This is an incredible piece of filmmaking. I'd say this is an absolute must see and I was in tears by the end.
My emotions switched between sorrow, heartbreak, shock and rage. And I don't mean rage at the Taliban, at a Parliament that sends our soldiers to a futile war and then once it knows it's a war it can't win, then we leave. But when we leave, there are traumatised soldiers coming home after losing friends and knowing it was a waste of time. And hundreds, maybe thousands of Afghan nationals that we promised safe harbour, but instead we left them there and god knows what's happened to them. It's tragic beyond words.
Everyone involved in this documentary deserves so much credit for telling their story and being allowed to express themselves.
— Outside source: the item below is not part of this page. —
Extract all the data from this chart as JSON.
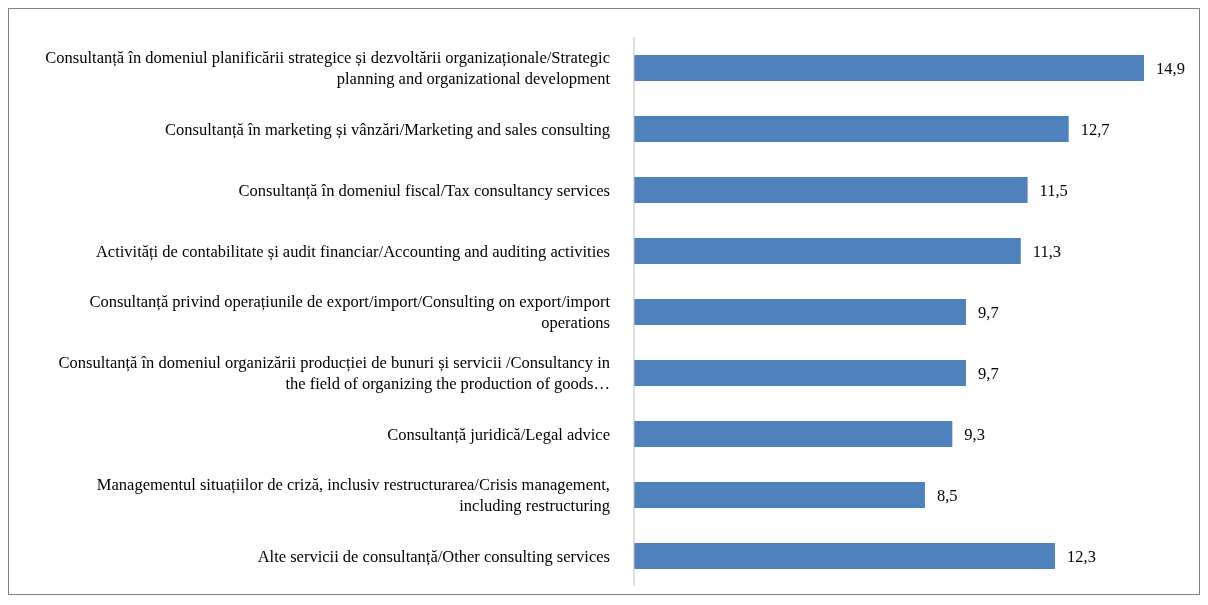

I hope that being involved in this project helps them deal with their PTSD and guilt some of them feel.
The way it allows the servicemen, ex servicemen, interpreters, families to speak candidly and openly about their experience of those last 18 days leading up to the evacuation of Kabul is something that will touch your very soul.
Congratulations to the filmmakers for being sensitive and yet brutally honest about the whole evacuation.
I sincerely hope that if we ever go through this again, we send all the sitting MPs that voted for whatever war we're fighting to be the last ones out and let them check in the nationals desperate to leave and see the civilians begging for help. And make sure those 'politicians' also are the ones on the very last flight out, if they make it.